For years now, big banks and brokerage firms have been urging their wealthiest individual clients to get into private-equity funds. Buying such a prestigious fund can make you feel like a big cheese with privileged access to the high returns corporate deal making can generate. Trying to sell one, however, can make you feel like a tiny mouse in a giant glue trap.
Consider J.C. Flowers II L.P., once one of the most glamorous of the buyout funds. By July 1, investors must decide whether to stick with the fund, which has lost roughly 60% over its life, or sell their stakes to a group of buyers for less than three-fourths of its shriveled value.
Investors face two risks. If they sell now, they lock in an even more severe loss than they have already suffered. If they hang on, they gamble that the manager can turn the fund around, while having no idea how much longer they will have to wait to get their money out.
It’s instructive to see how investors ended up in this bind.
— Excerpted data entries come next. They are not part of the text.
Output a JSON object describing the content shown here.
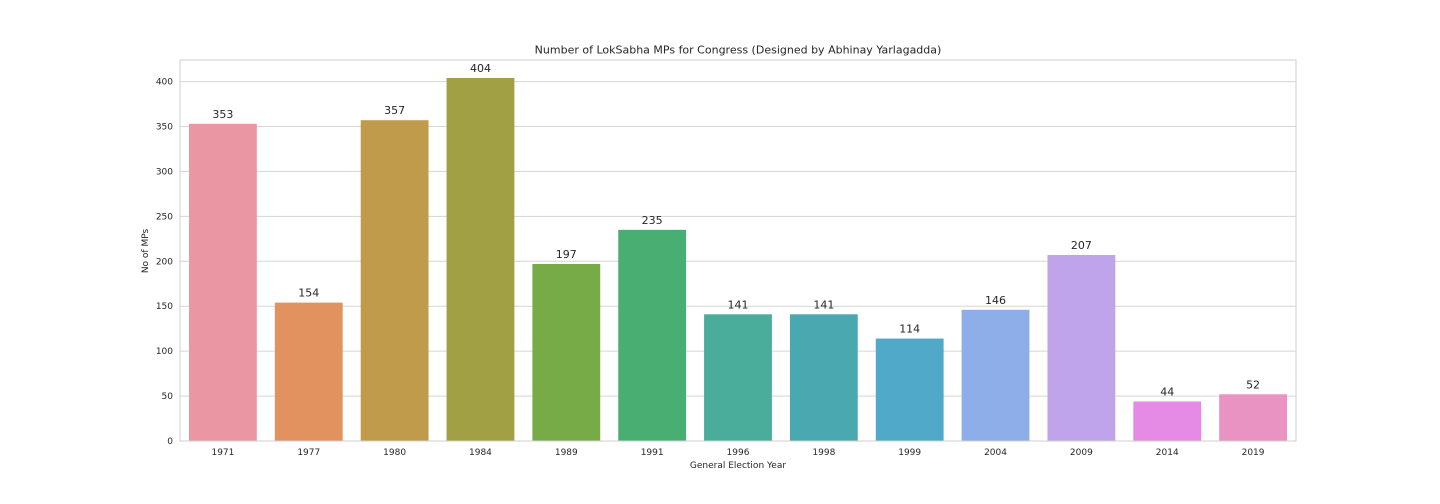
{
  "chart_data": {
    "type": "bar",
    "title": "Number of LokSabha MPs for Congress   (Designed by Abhinay Yarlagadda)",
    "xlabel": "General Election Year",
    "ylabel": "No of MPs",
    "categories": [
      "1971",
      "1977",
      "1980",
      "1984",
      "1989",
      "1991",
      "1996",
      "1998",
      "1999",
      "2004",
      "2009",
      "2014",
      "2019"
    ],
    "values": [
      353,
      154,
      357,
      404,
      197,
      235,
      141,
      141,
      114,
      146,
      207,
      44,
      52
    ],
    "ylim": [
      0,
      424
    ],
    "yticks": [
      0,
      50,
      100,
      150,
      200,
      250,
      300,
      350,
      400
    ],
    "grid": true,
    "colors": [
      "#ea96a3",
      "#e1925f",
      "#bf9b4b",
      "#a1a044",
      "#77ab48",
      "#49ae72",
      "#4aad9c",
      "#4aa9b0",
      "#50a9c9",
      "#8eaee9",
      "#bfa4eb",
      "#e68be5",
      "#e993c2"
    ]
  }
}
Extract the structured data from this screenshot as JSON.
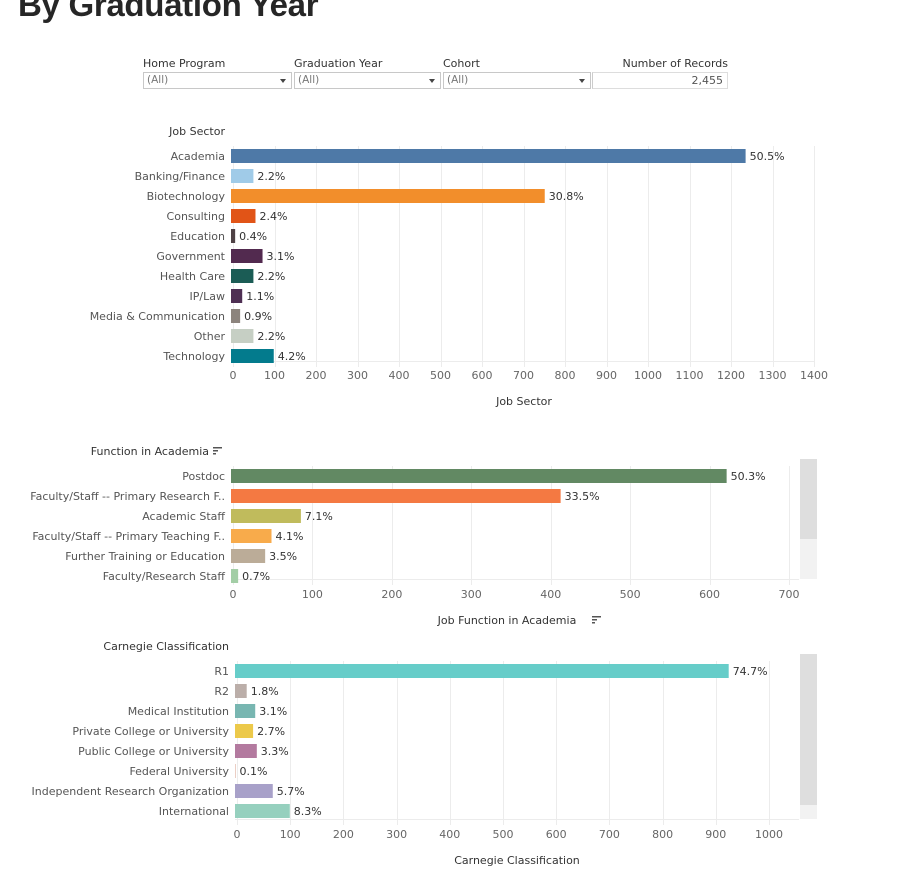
{
  "page": {
    "title": "By Graduation Year"
  },
  "filters": [
    {
      "label": "Home Program",
      "value": "(All)"
    },
    {
      "label": "Graduation Year",
      "value": "(All)"
    },
    {
      "label": "Cohort",
      "value": "(All)"
    }
  ],
  "records": {
    "label": "Number of Records",
    "value": "2,455"
  },
  "colors": {
    "gridline": "#ececec",
    "axis_text": "#666666",
    "row_label": "#555555",
    "header_text": "#333333",
    "scrollbar_track": "#f2f2f2",
    "scrollbar_thumb": "#dedede"
  },
  "chart_data": [
    {
      "type": "bar",
      "orientation": "horizontal",
      "header": "Job Sector",
      "xlabel": "Job Sector",
      "categories": [
        "Academia",
        "Banking/Finance",
        "Biotechnology",
        "Consulting",
        "Education",
        "Government",
        "Health Care",
        "IP/Law",
        "Media & Communication",
        "Other",
        "Technology"
      ],
      "values": [
        1240,
        54,
        756,
        59,
        10,
        76,
        54,
        27,
        22,
        54,
        103
      ],
      "labels": [
        "50.5%",
        "2.2%",
        "30.8%",
        "2.4%",
        "0.4%",
        "3.1%",
        "2.2%",
        "1.1%",
        "0.9%",
        "2.2%",
        "4.2%"
      ],
      "colors": [
        "#4e79a7",
        "#a0cbe8",
        "#f28e2b",
        "#e15417",
        "#4f4245",
        "#522a4f",
        "#1b5c55",
        "#4e2f53",
        "#8c847d",
        "#c6cfc4",
        "#037b8d"
      ],
      "xlim": [
        0,
        1400
      ],
      "xticks": [
        0,
        100,
        200,
        300,
        400,
        500,
        600,
        700,
        800,
        900,
        1000,
        1100,
        1200,
        1300,
        1400
      ],
      "grid": true,
      "sort_icon": false,
      "scrollbar": false
    },
    {
      "type": "bar",
      "orientation": "horizontal",
      "header": "Function in Academia",
      "xlabel": "Job Function in Academia",
      "categories": [
        "Postdoc",
        "Faculty/Staff -- Primary Research F..",
        "Academic Staff",
        "Faculty/Staff -- Primary Teaching F..",
        "Further Training or Education",
        "Faculty/Research Staff"
      ],
      "values": [
        624,
        415,
        88,
        51,
        43,
        9
      ],
      "labels": [
        "50.3%",
        "33.5%",
        "7.1%",
        "4.1%",
        "3.5%",
        "0.7%"
      ],
      "colors": [
        "#628963",
        "#f47942",
        "#c0bb5c",
        "#f8ab4b",
        "#bbac98",
        "#a3cea6"
      ],
      "xlim": [
        0,
        720
      ],
      "xticks": [
        0,
        100,
        200,
        300,
        400,
        500,
        600,
        700
      ],
      "grid": true,
      "sort_icon": true,
      "scrollbar": true
    },
    {
      "type": "bar",
      "orientation": "horizontal",
      "header": "Carnegie Classification",
      "xlabel": "Carnegie Classification",
      "categories": [
        "R1",
        "R2",
        "Medical Institution",
        "Private College or University",
        "Public College or University",
        "Federal University",
        "Independent Research Organization",
        "International"
      ],
      "values": [
        928,
        22,
        38,
        34,
        41,
        1,
        71,
        103
      ],
      "labels": [
        "74.7%",
        "1.8%",
        "3.1%",
        "2.7%",
        "3.3%",
        "0.1%",
        "5.7%",
        "8.3%"
      ],
      "colors": [
        "#66cdc9",
        "#bbaea9",
        "#78b6b1",
        "#ecc94a",
        "#b37a9f",
        "#d9a48f",
        "#a8a1c9",
        "#96d0be"
      ],
      "xlim": [
        0,
        1030
      ],
      "xticks": [
        0,
        100,
        200,
        300,
        400,
        500,
        600,
        700,
        800,
        900,
        1000
      ],
      "grid": true,
      "sort_icon": false,
      "scrollbar": true
    }
  ]
}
Launched in 2006 by the firm led by J. Christopher Flowers, formerly a top banker at Goldman Sachs, J.C. Flowers II sought to raise $3.5 billion.
As the financial bubble peaked, Flowers practically had to beat investors away with sticks. Lured by the success of the firm’s first fund and the hope of giant gains from buyouts of banks and other financial companies that Mr. Flowers knew so well, money came pouring in.
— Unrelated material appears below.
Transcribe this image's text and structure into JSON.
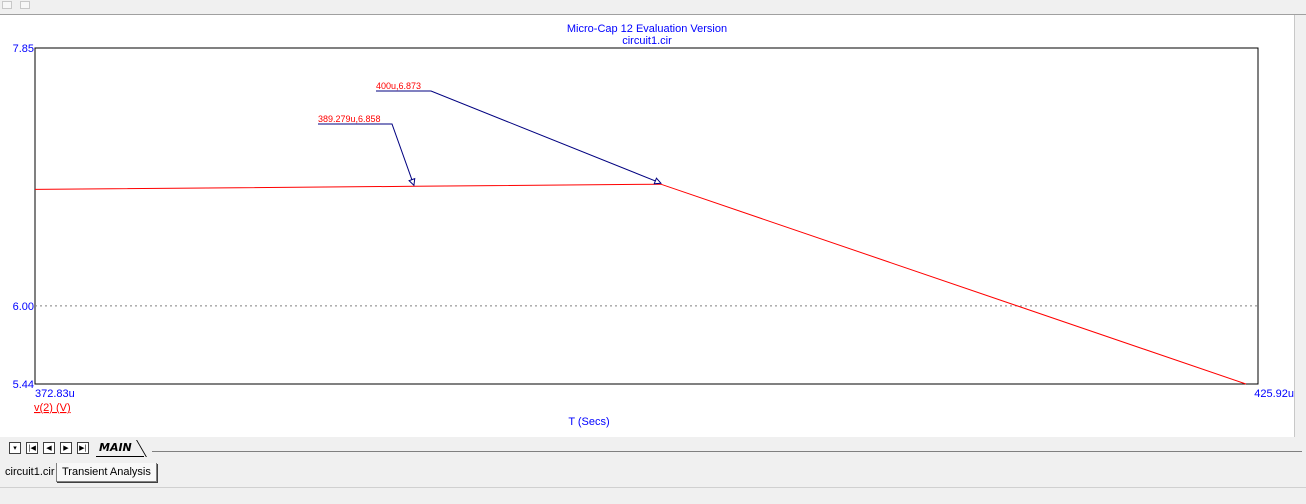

J.C. Flowers II closed the floodgates at $7 billion. Among its investors were such giants as the Andrew W. Mellon Foundation, the Colorado Public Employees’ Retirement System, the Teachers’ Retirement System of the State of Illinois and the University of California. A number of wealthy individuals bought in, too.
Before the fund could get all that money invested, the bubble burst. Flowers also made some unfortunate investments, including MF Global, the brokerage firm that collapsed and sought bankruptcy protection in 2011, and Tokyo-based Shinsei Bank, which has fallen more than 60% since the fund bought it in 2008.
Scheduled to earn a 1% annual management fee and 20% of profits, Flowers cut its yearly fee to 0.9% after the losses. It hasn’t kept that 20% cut of investors’ profits, because there aren’t any.
The latest transaction may change that. The new investors in the fund, Coller Capital of London and Goldman Sachs Asset Management of New York, are acquiring their stakes at a 27.5% discount from the fund’s already depressed value as of March 31.